Everyone hates slow loading webpages. In 2010, Google introduced a bunch of tools to help measure and optimise website performance. One of these tools is PageSpeed Insights, an online service that analyses and makes suggestions to optimise a webpage. From time to time, I check out my website, and I’m surprised it’s just been bumped up to 99 in all test categories.

Making a good score on PageSpeed Insights isn’t terribly easy, partly because the tool itself sometimes makes suggestions that are just inapplicable or inappropriate. Some people have suggested that a more reasonable tool might be GTmetrix’s service. Personally, my own score target on PageSpeed Insights is to simply aim for an overall green colour score (85 and above).

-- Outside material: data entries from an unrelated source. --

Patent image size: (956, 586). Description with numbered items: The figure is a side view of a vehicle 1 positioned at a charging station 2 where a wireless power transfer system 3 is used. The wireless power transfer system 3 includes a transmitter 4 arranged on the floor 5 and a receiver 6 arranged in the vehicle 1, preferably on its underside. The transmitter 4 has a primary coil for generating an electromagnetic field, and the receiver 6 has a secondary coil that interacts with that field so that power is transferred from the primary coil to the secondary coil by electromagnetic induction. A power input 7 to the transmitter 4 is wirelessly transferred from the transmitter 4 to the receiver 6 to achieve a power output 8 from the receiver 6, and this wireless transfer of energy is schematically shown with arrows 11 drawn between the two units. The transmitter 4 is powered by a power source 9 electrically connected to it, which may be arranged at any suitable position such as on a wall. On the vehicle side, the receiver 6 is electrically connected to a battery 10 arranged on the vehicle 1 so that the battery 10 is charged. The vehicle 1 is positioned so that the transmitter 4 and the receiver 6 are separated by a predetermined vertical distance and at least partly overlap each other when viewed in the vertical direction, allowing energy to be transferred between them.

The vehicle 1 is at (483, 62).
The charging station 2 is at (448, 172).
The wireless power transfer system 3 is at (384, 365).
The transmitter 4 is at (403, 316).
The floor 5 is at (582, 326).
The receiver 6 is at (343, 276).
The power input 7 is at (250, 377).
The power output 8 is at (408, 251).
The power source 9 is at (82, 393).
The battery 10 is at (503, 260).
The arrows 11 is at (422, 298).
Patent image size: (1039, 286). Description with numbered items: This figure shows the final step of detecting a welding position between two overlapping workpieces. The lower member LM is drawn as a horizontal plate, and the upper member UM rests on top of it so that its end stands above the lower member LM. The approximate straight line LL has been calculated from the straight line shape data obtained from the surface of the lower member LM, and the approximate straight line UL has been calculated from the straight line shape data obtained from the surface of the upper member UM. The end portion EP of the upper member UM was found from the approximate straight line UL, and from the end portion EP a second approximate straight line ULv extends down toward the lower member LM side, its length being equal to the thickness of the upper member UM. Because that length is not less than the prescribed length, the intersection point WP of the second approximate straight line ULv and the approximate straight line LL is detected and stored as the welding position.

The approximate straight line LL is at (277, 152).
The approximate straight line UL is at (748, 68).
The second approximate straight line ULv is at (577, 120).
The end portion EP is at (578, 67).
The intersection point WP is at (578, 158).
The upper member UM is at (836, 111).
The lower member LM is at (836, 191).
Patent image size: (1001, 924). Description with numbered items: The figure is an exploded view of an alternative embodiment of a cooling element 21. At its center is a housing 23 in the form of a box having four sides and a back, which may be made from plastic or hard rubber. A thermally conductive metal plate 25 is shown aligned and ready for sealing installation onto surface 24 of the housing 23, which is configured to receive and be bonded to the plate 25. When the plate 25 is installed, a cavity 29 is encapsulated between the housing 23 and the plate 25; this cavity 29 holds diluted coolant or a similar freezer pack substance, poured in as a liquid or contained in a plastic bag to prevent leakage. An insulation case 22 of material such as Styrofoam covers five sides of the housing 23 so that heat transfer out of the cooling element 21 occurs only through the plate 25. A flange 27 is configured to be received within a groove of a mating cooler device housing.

I’m still working on optimisations, and there are indeed some outstanding issues that I’ve yet to properly fix, or to fix in a more elegant manner. So I’m a little surprised that earlier this week, it seems PageSpeed Insights thinks that things are quite a bit better than before. Did they make some adjustments to their scoring?

On Mobile, I’m getting 99/100 for Speed and 99/100 for User Experience. So to illustrate how some of the suggestions are, shall we say, not helpful, consider the Leverage browser caching issue in the above. The suggestion is that:

Leverage browser caching for the following cacheable resources:
https://www.google-analytics.com/analytics.js (2 hours)

You know what, that resource is not something in my website. It’s not something I can control. Yes, perhaps you could say it’s still my fault for depending on a resource from an external site that didn’t know how to set the cache timeout more appropriately, but hey, in this case, that external website is Google’s themselves! Google, please help fix your own analytics javascript resource?

It’s exactly the same error again with the Desktop results, which otherwise scored 99 too.

Removing Google Analytics will probably push the score to 100. But hey, I would like to have the Analytics. Meanwhile, this blog website is probably a lot faster than it was a year ago.

In case you’re wondering, I dislike hacking code if I don’t have to. My blog website runs on WordPress, and while there are things I can tweak through functions in custom themes and plugins, most of the heavy lifting magic is performed by Google’s PageSpeed Module. You should look at PageSpeed Module to see how it can help speed things up.